The car chief is responsible for ensuring the car is road-worthy for the race. They make changes to the car and try to improve how it feels to the driver.
The jackman operates the jack, which weighs about 22 pounds. They jack up one side of the car at a time and assist the tire changer with the rear wheels. They also signal the driver when it’s safe for them to go.
Tire changers use a pneumatic wrench to remove the lug nuts and replace the wheels, which are pre-balanced and mounted on the rims. There are two of them on a crew, and one does the front wheels while the other does the rear wheels.
The tire carrier carries the new wheels over the dividing wall to the car and moves the old wheels out of the way with the help of the jackman. They also hold the front wheels in place so the tire changer can install the lug nuts.
The gasman is prohibited from doing any work to the car other than refueling. He can also aid the rear tire changer if the car doesn’t need any fuel.
A utility man is only able to go over the pit wall in the latter half of the race. He offers the driver drinking water or other necessities.
The lug nuts are designed to hold together strongly with a fast-drying, strong adhesive, and can be removed quickly so as to not impact the outcome of the race. The modern era of NASCAR design uses a center locking hub where there is only one lug nut in the center of the wheel (there used to be 5).
The lug studs are rounded on top to aid the wheel setter in aligning the wheel, and ridged, not threaded, to ensure the adhesive has a positive bond. The lug nuts have adhesive applied to them to ensure they don’t come loose when they aren’t supposed to.

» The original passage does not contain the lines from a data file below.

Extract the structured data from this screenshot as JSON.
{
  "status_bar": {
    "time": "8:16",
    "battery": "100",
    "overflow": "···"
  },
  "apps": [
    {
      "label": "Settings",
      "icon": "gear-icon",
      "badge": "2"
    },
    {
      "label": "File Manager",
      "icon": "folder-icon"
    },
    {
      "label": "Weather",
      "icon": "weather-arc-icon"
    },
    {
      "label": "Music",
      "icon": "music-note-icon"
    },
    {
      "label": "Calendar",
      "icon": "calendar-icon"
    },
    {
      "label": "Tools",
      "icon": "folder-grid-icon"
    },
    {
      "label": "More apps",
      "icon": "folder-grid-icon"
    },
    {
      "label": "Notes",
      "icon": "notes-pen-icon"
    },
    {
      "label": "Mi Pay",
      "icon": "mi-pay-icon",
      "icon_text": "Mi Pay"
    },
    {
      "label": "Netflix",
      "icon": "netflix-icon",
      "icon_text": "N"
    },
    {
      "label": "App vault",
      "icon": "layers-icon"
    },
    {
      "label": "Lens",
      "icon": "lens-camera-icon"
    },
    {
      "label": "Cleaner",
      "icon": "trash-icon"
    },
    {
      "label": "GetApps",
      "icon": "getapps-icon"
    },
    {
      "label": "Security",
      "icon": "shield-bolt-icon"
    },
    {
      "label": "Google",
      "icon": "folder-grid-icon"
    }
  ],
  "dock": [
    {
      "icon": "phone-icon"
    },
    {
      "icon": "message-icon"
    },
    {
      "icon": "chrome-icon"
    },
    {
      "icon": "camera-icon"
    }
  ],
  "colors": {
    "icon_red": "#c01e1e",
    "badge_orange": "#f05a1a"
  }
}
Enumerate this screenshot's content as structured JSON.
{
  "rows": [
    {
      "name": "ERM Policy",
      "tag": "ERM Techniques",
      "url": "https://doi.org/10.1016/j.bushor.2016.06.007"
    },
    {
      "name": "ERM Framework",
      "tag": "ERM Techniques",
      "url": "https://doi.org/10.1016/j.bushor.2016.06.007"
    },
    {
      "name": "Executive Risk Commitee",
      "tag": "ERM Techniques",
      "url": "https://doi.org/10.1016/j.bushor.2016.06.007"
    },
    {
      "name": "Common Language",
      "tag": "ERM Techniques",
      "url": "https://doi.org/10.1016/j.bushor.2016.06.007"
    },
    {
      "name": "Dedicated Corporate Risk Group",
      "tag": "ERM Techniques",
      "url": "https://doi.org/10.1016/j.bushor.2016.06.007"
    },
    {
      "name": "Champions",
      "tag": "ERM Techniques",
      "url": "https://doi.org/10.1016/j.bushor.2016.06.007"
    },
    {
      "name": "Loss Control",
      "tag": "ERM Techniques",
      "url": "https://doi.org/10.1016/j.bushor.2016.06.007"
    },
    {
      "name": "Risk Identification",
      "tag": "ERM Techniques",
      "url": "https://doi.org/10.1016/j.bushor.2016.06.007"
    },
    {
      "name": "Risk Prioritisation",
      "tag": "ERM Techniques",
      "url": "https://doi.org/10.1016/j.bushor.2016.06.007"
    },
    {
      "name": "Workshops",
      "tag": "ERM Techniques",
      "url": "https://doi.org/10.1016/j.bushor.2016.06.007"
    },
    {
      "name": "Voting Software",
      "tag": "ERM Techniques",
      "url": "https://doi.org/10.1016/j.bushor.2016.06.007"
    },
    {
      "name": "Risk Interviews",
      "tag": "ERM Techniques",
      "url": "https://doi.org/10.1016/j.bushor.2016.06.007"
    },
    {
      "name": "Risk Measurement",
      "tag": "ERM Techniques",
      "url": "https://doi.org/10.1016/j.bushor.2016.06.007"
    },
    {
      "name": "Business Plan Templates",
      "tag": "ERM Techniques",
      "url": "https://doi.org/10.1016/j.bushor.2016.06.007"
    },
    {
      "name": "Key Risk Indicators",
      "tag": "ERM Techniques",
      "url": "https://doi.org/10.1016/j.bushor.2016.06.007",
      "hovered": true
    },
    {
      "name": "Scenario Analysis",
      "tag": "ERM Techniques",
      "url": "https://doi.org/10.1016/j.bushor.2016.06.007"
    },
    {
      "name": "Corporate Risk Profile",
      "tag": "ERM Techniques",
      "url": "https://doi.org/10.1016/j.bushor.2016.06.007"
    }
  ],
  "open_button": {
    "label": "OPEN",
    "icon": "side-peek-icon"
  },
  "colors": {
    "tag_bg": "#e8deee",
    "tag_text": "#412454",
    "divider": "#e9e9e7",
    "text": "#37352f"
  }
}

How Do They Keep Up With The Lug Nuts?
Since the beginning of the 2022 season, there’s only one lug nut per tire in NASCAR. The lug nuts are removed with such speed that they don’t keep up with each nut, and instead the lug nuts remain in the socket, meaning they can use the same lug nut throughout the race without having to worry about keeping track of them.

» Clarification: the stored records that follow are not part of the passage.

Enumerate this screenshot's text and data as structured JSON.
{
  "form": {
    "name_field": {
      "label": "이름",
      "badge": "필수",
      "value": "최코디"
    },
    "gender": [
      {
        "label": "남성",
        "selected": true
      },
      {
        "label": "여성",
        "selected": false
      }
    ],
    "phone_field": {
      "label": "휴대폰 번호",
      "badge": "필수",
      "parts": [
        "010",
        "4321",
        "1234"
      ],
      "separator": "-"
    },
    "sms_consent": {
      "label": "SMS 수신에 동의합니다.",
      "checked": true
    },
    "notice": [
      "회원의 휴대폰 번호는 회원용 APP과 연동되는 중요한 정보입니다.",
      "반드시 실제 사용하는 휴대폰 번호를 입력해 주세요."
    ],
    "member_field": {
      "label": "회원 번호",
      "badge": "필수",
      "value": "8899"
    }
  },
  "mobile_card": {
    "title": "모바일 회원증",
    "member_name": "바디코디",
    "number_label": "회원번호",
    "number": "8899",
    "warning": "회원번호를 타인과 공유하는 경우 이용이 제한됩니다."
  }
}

There can be as many as 4-6 tire changes in a NASCAR race, but it all depends on the track itself and the conditions. Some races might see 2-3 pit stops, but others may see 10 pit stops if there are lots of caution flags or if there is extremely high tire wear.

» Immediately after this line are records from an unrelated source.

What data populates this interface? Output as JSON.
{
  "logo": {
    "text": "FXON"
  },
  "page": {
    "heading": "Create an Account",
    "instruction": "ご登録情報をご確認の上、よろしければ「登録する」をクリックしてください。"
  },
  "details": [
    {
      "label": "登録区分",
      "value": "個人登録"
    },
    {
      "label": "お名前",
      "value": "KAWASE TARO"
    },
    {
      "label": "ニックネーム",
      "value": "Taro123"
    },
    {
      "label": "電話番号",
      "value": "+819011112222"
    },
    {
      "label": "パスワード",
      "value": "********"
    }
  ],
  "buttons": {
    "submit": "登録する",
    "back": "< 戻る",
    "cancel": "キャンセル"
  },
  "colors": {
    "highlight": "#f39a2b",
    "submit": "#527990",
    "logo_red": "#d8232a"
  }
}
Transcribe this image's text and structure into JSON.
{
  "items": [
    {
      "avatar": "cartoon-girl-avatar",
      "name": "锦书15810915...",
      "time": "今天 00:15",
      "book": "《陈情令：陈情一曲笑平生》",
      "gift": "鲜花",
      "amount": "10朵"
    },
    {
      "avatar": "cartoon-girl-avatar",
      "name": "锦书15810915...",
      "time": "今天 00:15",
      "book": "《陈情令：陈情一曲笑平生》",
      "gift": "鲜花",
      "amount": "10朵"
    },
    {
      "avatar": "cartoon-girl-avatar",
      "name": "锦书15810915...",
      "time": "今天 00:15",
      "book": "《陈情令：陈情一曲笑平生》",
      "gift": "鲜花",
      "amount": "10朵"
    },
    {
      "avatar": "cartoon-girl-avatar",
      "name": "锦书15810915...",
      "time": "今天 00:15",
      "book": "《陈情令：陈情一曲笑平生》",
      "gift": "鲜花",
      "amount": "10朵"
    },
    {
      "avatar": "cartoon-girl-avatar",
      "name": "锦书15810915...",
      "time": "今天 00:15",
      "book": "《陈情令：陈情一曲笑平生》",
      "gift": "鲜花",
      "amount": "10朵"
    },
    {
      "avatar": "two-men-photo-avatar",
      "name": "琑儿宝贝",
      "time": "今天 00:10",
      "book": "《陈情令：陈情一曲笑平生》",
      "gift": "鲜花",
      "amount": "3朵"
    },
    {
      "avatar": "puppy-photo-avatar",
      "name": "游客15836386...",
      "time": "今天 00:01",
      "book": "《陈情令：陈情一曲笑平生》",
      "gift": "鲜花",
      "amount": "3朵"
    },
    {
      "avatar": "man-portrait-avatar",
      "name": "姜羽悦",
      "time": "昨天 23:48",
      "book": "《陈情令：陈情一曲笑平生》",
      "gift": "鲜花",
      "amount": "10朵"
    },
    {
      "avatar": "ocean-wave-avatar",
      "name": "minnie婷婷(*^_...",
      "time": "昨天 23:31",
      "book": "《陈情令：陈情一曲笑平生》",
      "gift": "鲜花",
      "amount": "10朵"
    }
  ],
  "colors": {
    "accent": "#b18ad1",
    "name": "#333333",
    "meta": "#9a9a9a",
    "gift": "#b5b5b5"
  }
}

During an event, which includes qualifying and practice laps, NASCAR teams can have between 8 and 10 full tire changes. Crew managers have to balance tire changes with conditions of the track and split tires between qualifying and practice laps and the main race. With most races running for 3 hours, if not longer, tire management is extremely important.
The tires that are used are very grippy to handle the high speeds, but the trade-off for that grip is severely increased tire wear. While regular car tires can last for many several thousand miles, NASCAR tires only last for about 100 miles, depending on how aggressive (how quickly and sharply a driver takes turns) the drivers are.
NASCAR uses Goodyear tires. In NASCAR the tires are referred to as racing slicks. These types of tires look as if they are bald, but they offer the highest amount of grip for the space that the tires touch to the track’s surface, called the contact patch.
Racing slicks don’t have treads like road tires do on regular cars. While tread is important on road tires for allowing them to keep grip in a wide variety of conditions, rain or shine, on a stock car, treads are not needed because they stop the race in the event of rain.
Race cars also need to maximize grip in optimal conditions to maintain as high a speed as possible, and to do that the whole width and length of the tire must be used to contact the road as completely as possible.
Each NASCAR tire costs between $350 and $450, and interestingly these tires aren’t bought but are instead leased from Goodyear by the individual teams on race day. Goodyear has been the sole approved provider of tires to NASCAR since the 1997 season when Hoosier ended their contract.
NASCAR tires are changed so fast as the pit crews train very regularly to ensure each pit stop is carried out like a well-choreographed dance. With 5 crew members allowed over the wall, a NASCAR pit crew can change 4 tires and add fuel to the car in less than 15 seconds.